Since one poster here likes to bring up integrity a lot, I thought I would issue a challenge based on it.
Here's my challenge:
If you were offered one million dollars to find evidence of Noah's flood, would you:
A) Take it and go look somewhere?
B) Decline it on the basis that you are convinced scientifically that Noah's flood didn't occur?
I don’t think one million dollars would be enough for such a project. For a proper expeditiion, I think one would need at least twenty million dollars, for equipment, for chartering an aircraft, and so on. There is also the not inconsiderable problem of access to Mount Ararat being highly restricted by Turkey, as part of their military presence to keep the Armenians, who are the rightful owners of the mountain, from attempting to reclaim it, despite the genocide which they waged against them. They were able to get away with this during the Cold War because unfortunately for the Armenians, the Soviet Union invaded and annexed them in the 1920s, and thus the Soviet frontier ran very close to Mount Ararat.
Now, in the past, corrupt officials might have provided access to Mount Ararat, but this is no longer an option, for Americans at least, because the Foreign Corrupt Practices Act prohibits Americans from bribing officials abroad, and is even less of an option if we are talking about ethics and integrity. So ultimately everything is contingent on persuading Turkey to allow access.
I myself think the wood of the ark would have decomposed by now, or be buried under material which if disturbed could cause a landslide and much havoc, and so such an expedition is not worth it; we can assert that a flood happened since the prevailing trend is for both the mythological history and the religions of the region to record an epic deluge, which reinforces the scriptural claims concerning the Flood, although conversely, we also know that a flood could not have covered the entire planet, but in referring to the world, the Bible could well have been referring to the region in which Noah lived, which was, to all extents and purposes, his world, since other areas were effectively inaccessible to him.

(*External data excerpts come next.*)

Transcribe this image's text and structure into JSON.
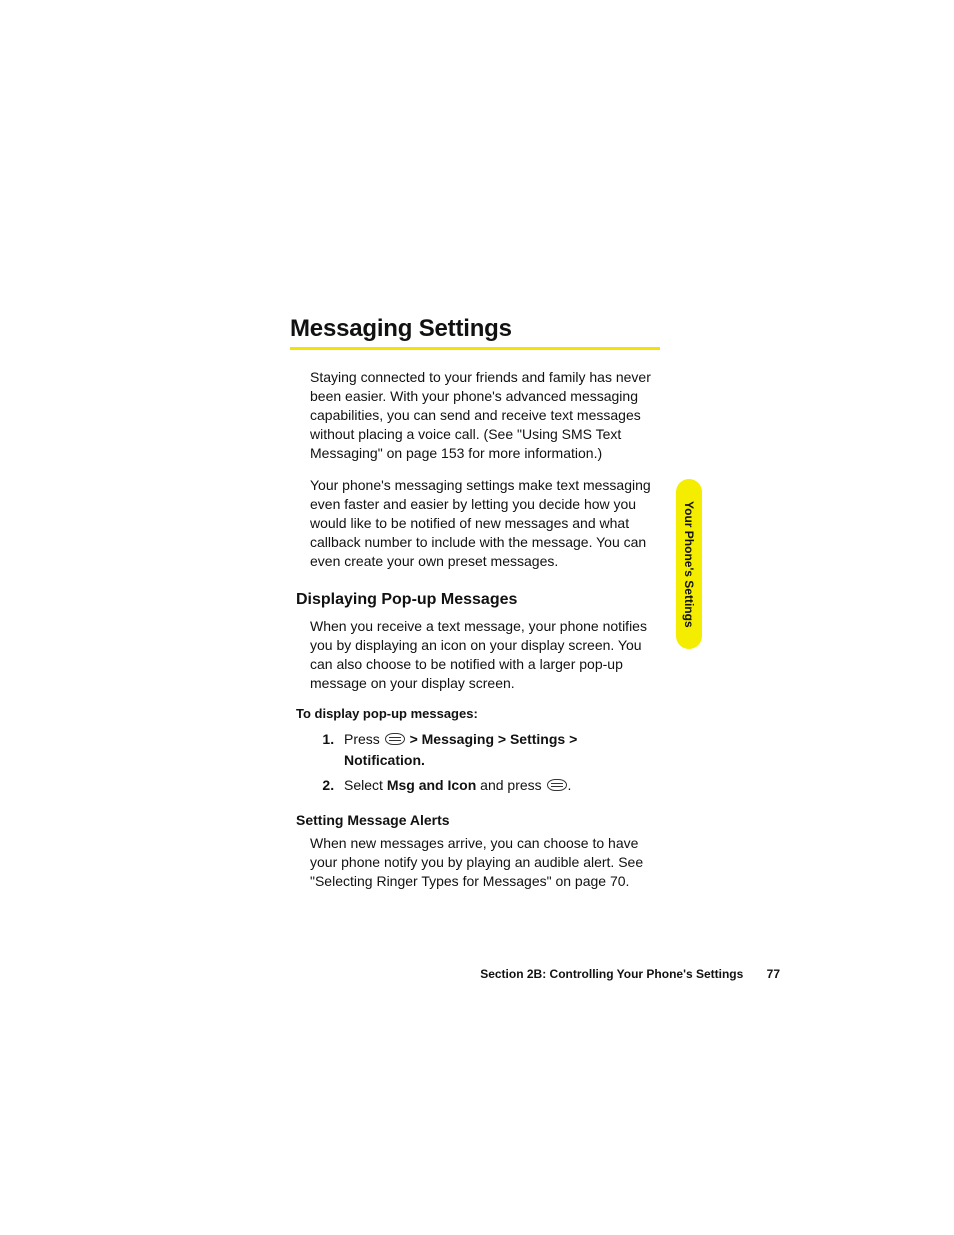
{
  "title": "Messaging Settings",
  "para1": "Staying connected to your friends and family has never been easier. With your phone's advanced messaging capabilities, you can send and receive text messages without placing a voice call. (See \"Using SMS Text Messaging\" on page 153 for more information.)",
  "para2": "Your phone's messaging settings make text messaging even faster and easier by letting you decide how you would like to be notified of new messages and what callback number to include with the message. You can even create your own preset messages.",
  "subhead1": "Displaying Pop-up Messages",
  "para3": "When you receive a text message, your phone notifies you by displaying an icon on your display screen. You can also choose to be notified with a larger pop-up message on your display screen.",
  "instrLead": "To display pop-up messages:",
  "step1": {
    "pre": "Press ",
    "path": " > Messaging > Settings > Notification."
  },
  "step2": {
    "pre": "Select ",
    "bold": "Msg and Icon",
    "mid": " and press ",
    "end": "."
  },
  "subhead2": "Setting Message Alerts",
  "para4": "When new messages arrive, you can choose to have your phone notify you by playing an audible alert. See \"Selecting Ringer Types for Messages\" on page 70.",
  "sideTab": "Your Phone's Settings",
  "footer": {
    "label": "Section 2B: Controlling Your Phone's Settings",
    "page": "77"
  }
}
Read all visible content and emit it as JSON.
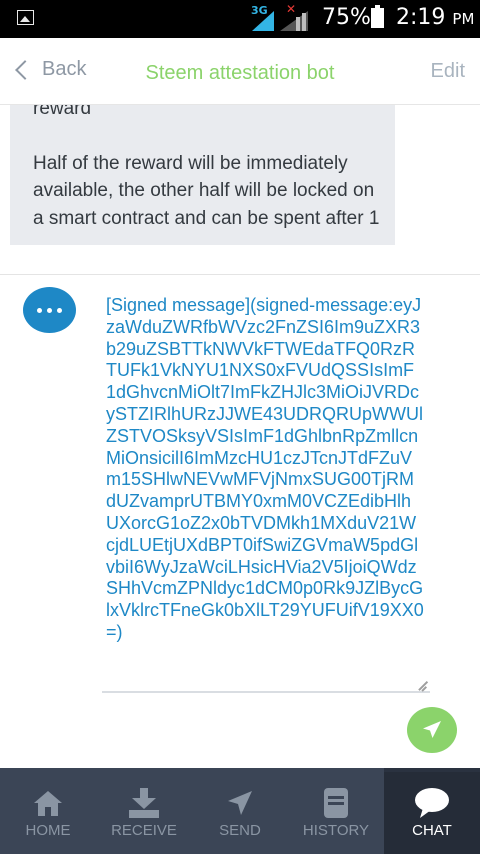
{
  "status_bar": {
    "network": "3G",
    "battery": "75%",
    "time": "2:19",
    "ampm": "PM"
  },
  "header": {
    "back_label": "Back",
    "title": "Steem attestation bot",
    "edit_label": "Edit"
  },
  "message": {
    "line_top": "reward",
    "paragraph": "Half of the reward will be immediately available, the other half will be locked on a smart contract and can be spent after 1"
  },
  "composer": {
    "value": "[Signed message](signed-message:eyJzaWduZWRfbWVzc2FnZSI6Im9uZXR3b29uZSBTTkNWVkFTWEdaTFQ0RzRTUFk1VkNYU1NXS0xFVUdQSSIsImF1dGhvcnMiOlt7ImFkZHJlc3MiOiJVRDcySTZIRlhURzJJWE43UDRQRUpWWUlZSTVOSksyVSIsImF1dGhlbnRpZmllcnMiOnsicilI6ImMzcHU1czJTcnJTdFZuVm15SHlwNEVwMFVjNmxSUG00TjRMdUZvamprUTBMY0xmM0VCZEdibHlhUXorcG1oZ2x0bTVDMkh1MXduV21WcjdLUEtjUXdBPT0ifSwiZGVmaW5pdGlvbiI6WyJzaWciLHsicHVia2V5IjoiQWdzSHhVcmZPNldyc1dCM0p0Rk9JZlBycGlxVklrcTFneGk0bXlLT29YUFUifV19XX0=)"
  },
  "tabs": [
    {
      "label": "HOME",
      "icon": "home-icon"
    },
    {
      "label": "RECEIVE",
      "icon": "download-icon"
    },
    {
      "label": "SEND",
      "icon": "send-icon"
    },
    {
      "label": "HISTORY",
      "icon": "history-icon"
    },
    {
      "label": "CHAT",
      "icon": "chat-icon"
    }
  ],
  "colors": {
    "accent_green": "#8bd36b",
    "accent_blue": "#1e88c6",
    "tabbar_bg": "#3b4556"
  }
}
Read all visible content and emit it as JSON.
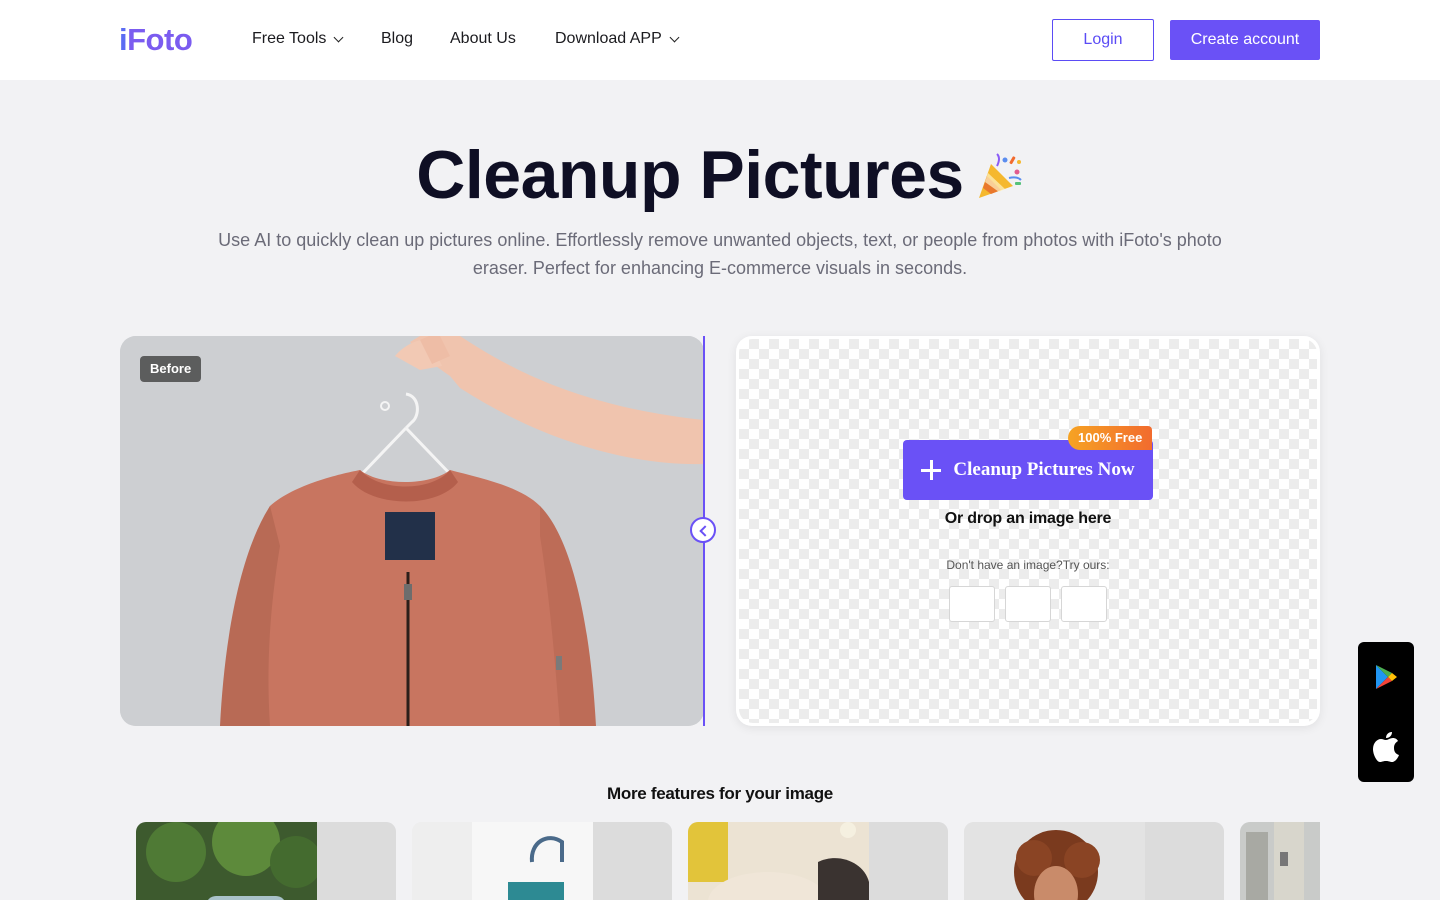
{
  "brand": {
    "logo_text_a": "i",
    "logo_text_b": "Foto"
  },
  "nav": {
    "free_tools": "Free Tools",
    "blog": "Blog",
    "about": "About Us",
    "download": "Download APP"
  },
  "auth": {
    "login": "Login",
    "create": "Create account"
  },
  "hero": {
    "title": "Cleanup Pictures",
    "subtitle": "Use AI to quickly clean up pictures online. Effortlessly remove unwanted objects, text, or people from photos with iFoto's photo eraser. Perfect for enhancing E-commerce visuals in seconds."
  },
  "compare": {
    "before_label": "Before"
  },
  "upload": {
    "button_label": "Cleanup Pictures Now",
    "free_badge": "100% Free",
    "drop_text": "Or drop an image here",
    "try_text": "Don't have an image?Try ours:"
  },
  "features": {
    "title": "More features for your image"
  },
  "colors": {
    "accent": "#6a51f6",
    "badge_orange": "#f26b2e",
    "title": "#0f0f24"
  },
  "icons": [
    "chevron-down-icon",
    "party-popper-icon",
    "plus-icon",
    "google-play-icon",
    "apple-icon"
  ]
}
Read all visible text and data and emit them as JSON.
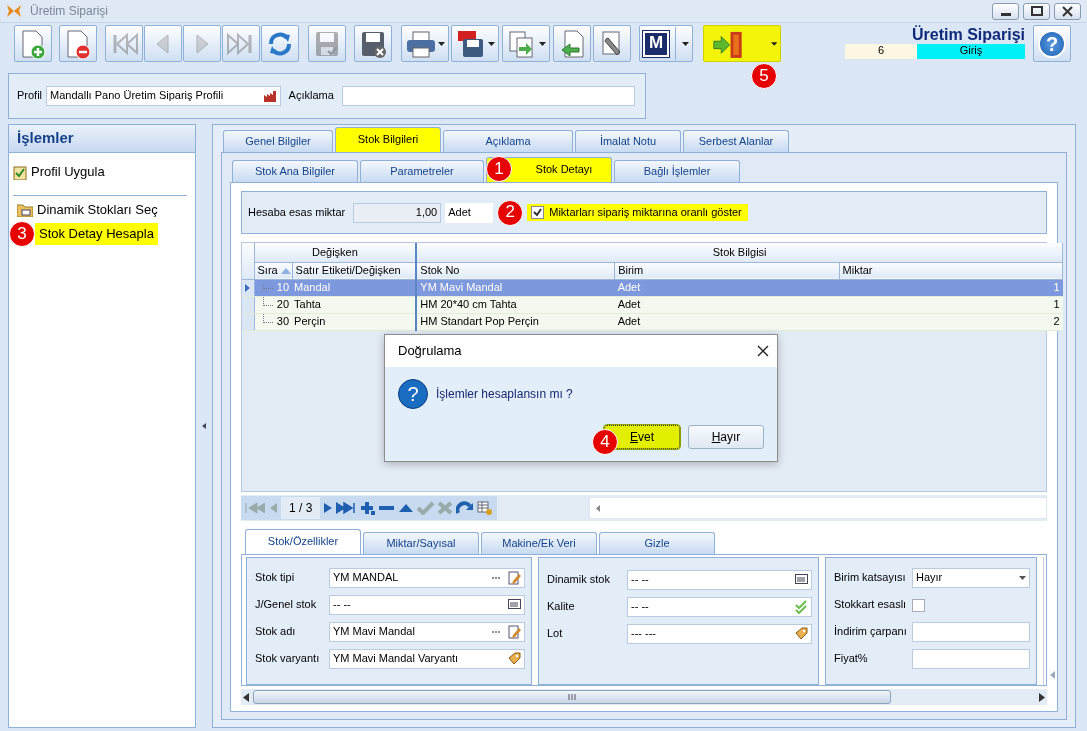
{
  "window": {
    "title": "Üretim Siparişi"
  },
  "toolbar": [
    {
      "kind": "new",
      "disabled": false
    },
    {
      "kind": "delete",
      "disabled": false
    },
    {
      "kind": "first",
      "disabled": true
    },
    {
      "kind": "prev",
      "disabled": true
    },
    {
      "kind": "next",
      "disabled": true
    },
    {
      "kind": "last",
      "disabled": true
    },
    {
      "kind": "refresh",
      "disabled": false
    },
    {
      "kind": "save",
      "disabled": true
    },
    {
      "kind": "discard",
      "disabled": false
    },
    {
      "kind": "print",
      "disabled": false
    },
    {
      "kind": "pdf",
      "disabled": false
    },
    {
      "kind": "copy",
      "disabled": false
    },
    {
      "kind": "back",
      "disabled": false
    },
    {
      "kind": "tools",
      "disabled": false
    },
    {
      "kind": "menu",
      "disabled": false,
      "label": "M"
    },
    {
      "kind": "exit",
      "disabled": false,
      "highlighted": true,
      "callout": "5"
    }
  ],
  "header": {
    "title": "Üretim Siparişi",
    "number": "6",
    "mode": "Giriş",
    "help": "?"
  },
  "profile": {
    "label": "Profil",
    "value": "Mandallı Pano Üretim Sipariş Profili",
    "description_label": "Açıklama"
  },
  "sidebar": {
    "title": "İşlemler",
    "items": [
      {
        "label": "Profil Uygula",
        "kind": "apply",
        "highlighted": false
      },
      {
        "label": "Dinamik Stokları Seç",
        "kind": "folder",
        "highlighted": false
      },
      {
        "label": "Stok Detay Hesapla",
        "kind": "none",
        "highlighted": true,
        "callout": "3"
      }
    ]
  },
  "tabs": [
    {
      "label": "Genel Bilgiler",
      "selected": false,
      "highlighted": false
    },
    {
      "label": "Stok Bilgileri",
      "selected": true,
      "highlighted": true
    },
    {
      "label": "Açıklama",
      "selected": false,
      "highlighted": false
    },
    {
      "label": "İmalat Notu",
      "selected": false,
      "highlighted": false
    },
    {
      "label": "Serbest Alanlar",
      "selected": false,
      "highlighted": false
    }
  ],
  "subtabs": [
    {
      "label": "Stok Ana Bilgiler",
      "selected": false,
      "highlighted": false
    },
    {
      "label": "Parametreler",
      "selected": false,
      "highlighted": false
    },
    {
      "label": "Stok Detayı",
      "selected": true,
      "highlighted": true,
      "callout": "1"
    },
    {
      "label": "Bağlı İşlemler",
      "selected": false,
      "highlighted": false
    }
  ],
  "quantity": {
    "label": "Hesaba esas miktar",
    "value": "1,00",
    "unit": "Adet",
    "callout": "2",
    "checkbox": {
      "label": "Miktarları sipariş miktarına oranlı göster",
      "checked": true,
      "highlighted": true
    }
  },
  "grid": {
    "bands": [
      "Değişken",
      "Stok Bilgisi"
    ],
    "columns": [
      "Sıra",
      "Satır Etiketi/Değişken",
      "Stok No",
      "Birim",
      "Miktar"
    ],
    "rows": [
      {
        "order": "10",
        "label": "Mandal",
        "stock_no": "YM Mavi Mandal",
        "unit": "Adet",
        "quantity": "1",
        "selected": true
      },
      {
        "order": "20",
        "label": "Tahta",
        "stock_no": "HM 20*40 cm Tahta",
        "unit": "Adet",
        "quantity": "1",
        "selected": false
      },
      {
        "order": "30",
        "label": "Perçin",
        "stock_no": "HM Standart Pop Perçin",
        "unit": "Adet",
        "quantity": "2",
        "selected": false
      }
    ],
    "position": "1 / 3"
  },
  "dialog": {
    "title": "Doğrulama",
    "icon": "?",
    "message": "İşlemler hesaplansın mı ?",
    "buttons": [
      {
        "label": "Evet",
        "highlighted": true,
        "callout": "4"
      },
      {
        "label": "Hayır",
        "highlighted": false
      }
    ]
  },
  "bottom_tabs": [
    {
      "label": "Stok/Özellikler",
      "selected": true
    },
    {
      "label": "Miktar/Sayısal",
      "selected": false
    },
    {
      "label": "Makine/Ek Veri",
      "selected": false
    },
    {
      "label": "Gizle",
      "selected": false
    }
  ],
  "panels": [
    {
      "fields": [
        {
          "label": "Stok tipi",
          "value": "YM MANDAL",
          "kind": "edit"
        },
        {
          "label": "J/Genel stok",
          "value": "-- --",
          "kind": "list"
        },
        {
          "label": "Stok adı",
          "value": "YM Mavi Mandal",
          "kind": "edit"
        },
        {
          "label": "Stok varyantı",
          "value": "YM Mavi Mandal Varyantı",
          "kind": "tag"
        }
      ]
    },
    {
      "fields": [
        {
          "label": "Dinamik stok",
          "value": "-- --",
          "kind": "list"
        },
        {
          "label": "Kalite",
          "value": "-- --",
          "kind": "check"
        },
        {
          "label": "Lot",
          "value": "--- ---",
          "kind": "tag"
        }
      ]
    },
    {
      "fields": [
        {
          "label": "Birim katsayısı",
          "value": "Hayır",
          "kind": "select"
        },
        {
          "label": "Stokkart esaslı",
          "kind": "checkbox",
          "checked": false
        },
        {
          "label": "İndirim çarpanı",
          "kind": "text"
        },
        {
          "label": "Fiyat%",
          "kind": "text"
        }
      ]
    }
  ]
}
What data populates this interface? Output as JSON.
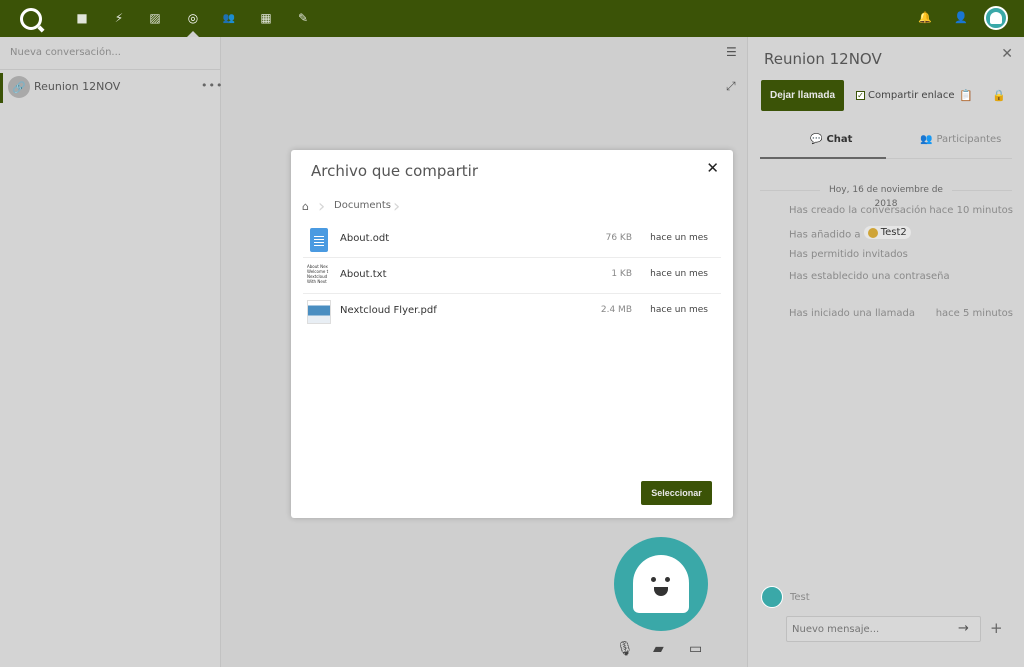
{
  "header": {
    "apps": [
      {
        "name": "files-icon",
        "glyph": "■"
      },
      {
        "name": "activity-icon",
        "glyph": "⚡"
      },
      {
        "name": "gallery-icon",
        "glyph": "▨"
      },
      {
        "name": "talk-icon",
        "glyph": "◎"
      },
      {
        "name": "contacts-icon",
        "glyph": "👥"
      },
      {
        "name": "calendar-icon",
        "glyph": "▦"
      },
      {
        "name": "notes-icon",
        "glyph": "✎"
      }
    ],
    "colors": {
      "bar": "#3b5307",
      "accent_avatar": "#3aa8a8"
    }
  },
  "left": {
    "new_conversation_placeholder": "Nueva conversación...",
    "conversation": {
      "name": "Reunion 12NOV",
      "more": "•••"
    }
  },
  "right": {
    "title": "Reunion 12NOV",
    "leave_call": "Dejar llamada",
    "share_link": "Compartir enlace",
    "share_link_checked": true,
    "tabs": {
      "chat": "Chat",
      "participants": "Participantes"
    },
    "day_separator": "Hoy, 16 de noviembre de 2018",
    "messages": [
      {
        "text": "Has creado la conversación",
        "time": "hace 10 minutos"
      },
      {
        "text_prefix": "Has añadido a",
        "mention": "Test2",
        "time": ""
      },
      {
        "text": "Has permitido invitados",
        "time": ""
      },
      {
        "text": "Has establecido una contraseña",
        "time": ""
      },
      {
        "text": "Has iniciado una llamada",
        "time": "hace 5 minutos"
      }
    ],
    "composer": {
      "user": "Test",
      "placeholder": "Nuevo mensaje..."
    }
  },
  "modal": {
    "title": "Archivo que compartir",
    "breadcrumb": "Documents",
    "files": [
      {
        "name": "About.odt",
        "size": "76 KB",
        "date": "hace un mes",
        "icon": "document-icon"
      },
      {
        "name": "About.txt",
        "size": "1 KB",
        "date": "hace un mes",
        "icon": "text-preview-icon"
      },
      {
        "name": "Nextcloud Flyer.pdf",
        "size": "2.4 MB",
        "date": "hace un mes",
        "icon": "pdf-preview-icon"
      }
    ],
    "txt_preview": "About Nex Welcome t Nextcloud With Next",
    "select_button": "Seleccionar"
  }
}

Just as the universe is for us limited to the observable universe; we cannot see beyond our past lightcone or hope to travel beyond the edge of our potential future lightcone, measured by the speed of light. But if you gave me twenty million, I would try to find evidence of the Ark, although even then I am not sure that would be enough money, and that would come with the caveat that the Turks could shut the entire project down before it even started.
I don’t see what’s wrong with accepting the ark as an article of faith. Furthermore, the main value of the ark in Scripture is its typological-prophetic role: the Ark is a type of the Church, which is the Ship of Salvation, and also of the Blessed Virgin Mary, in that it carried the future of mankind in its hull, just as she carried in her womb the future of mankind in the person of the Son of Man, our Lord, God and Savior Jesus Christ. So while I do not deny the Genesis narrative, I think, based on the ending of Luke, that we must regard it as an historical event which pointed to the future incarnation of God in the person of Jesus Christ.